Intel’s stock typically requires major news events or exciting market speculation to drive double-digit price increases. Wednesday brought a stock increase of 10.8% when DigiTimes Asia published an ‘exclusive’ report, which revealed that Nvidia and Apple planned to move a part of their chip production from Taiwan Semiconductor Manufacturing Company to Intel foundries.

This news provided long-suffering Intel shareholders with the best news they had received in months, which resulted in market reactions.

Not Replacing TSMC

People should stop making TSMC death predictions, because no one is replacing TSMC. The report shows that Nvidia and Apple will continue to use their main chip supplier TSMC for their production needs.

However, the main change occurs because technology companies now face increased demand in order to establish multiple supply routes, as the production costs continue to rise and the advanced manufacturing capabilities become more restricted.

So, both the companies would not be replacing TSMC and would rely on it, but for “low volume, low-tier, non-core” chips they would reach out to Intel. Apple may choose to use entry level M-series processors for their MacBook.

The result may lack excitement, but it still holds significance.

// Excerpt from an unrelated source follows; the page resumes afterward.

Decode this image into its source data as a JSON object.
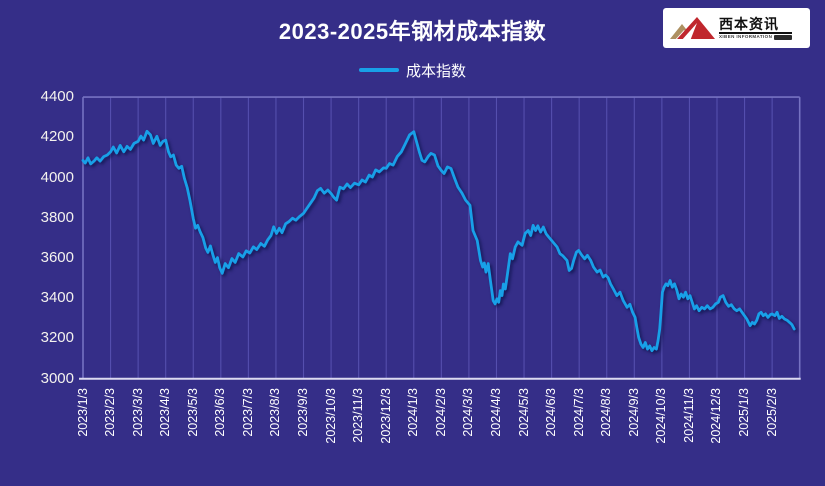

Intel, after years of being treated as being invisible, gained a valuable achievement by securing a manufacturing partnership with Apple.

Nvidia’s Relationship with Intel

Nvidia maintains a strange partnership with Intel. Nvidia has invested a total of $5 billion into Intel stock. It seems like Nvidia is planning to make Intel’s foundry business operational and competitive enough to apply market pressure on TSMC.

DigiTimes reports that Intel may assist with Nvidia’s upcoming “Feynman” GPUs, which will require Intel to complete 25% of the work, while TSMC will handle the remaining 75% tasks. The collaboration between Nvidia and Intel, is a validation for Intel that its foundry business goes beyond the theoretical boundaries.

Market is Excited, but Caution is Necessary

Intel has been desperate for proof that its foundry turnaround story has real customers attached to it, and Apple and Nvidia are about as real as it gets. However, the issue is its timing. Intel maintains its financial losses, while its expenses increase and analysts predict this situation to continue until 2027.

The company plans to begin its collaboration with Nvidia on upcoming chips, which will not begin until 2028. Now, that is a really long wait for a market where the stock price increased by 10% because of positive news and market expectations.

Bottom Line

Intel stock increased in value when its narrative changed from an indefinite future possibility to a present-day potential. The potential of Apple and Nvidia to use Intel foundries for manufacturing purposes verifies the success of Intel’s operational recovery efforts.

However, the company’s credibility does not result in actual revenue, because its financial recovery requires more than just public enthusiasm. Intel’s current stock increase appears to investors as a temporary recovery rather than a beginning of long-term growth. The current situation brings back hope, but essential business operations still experience delays.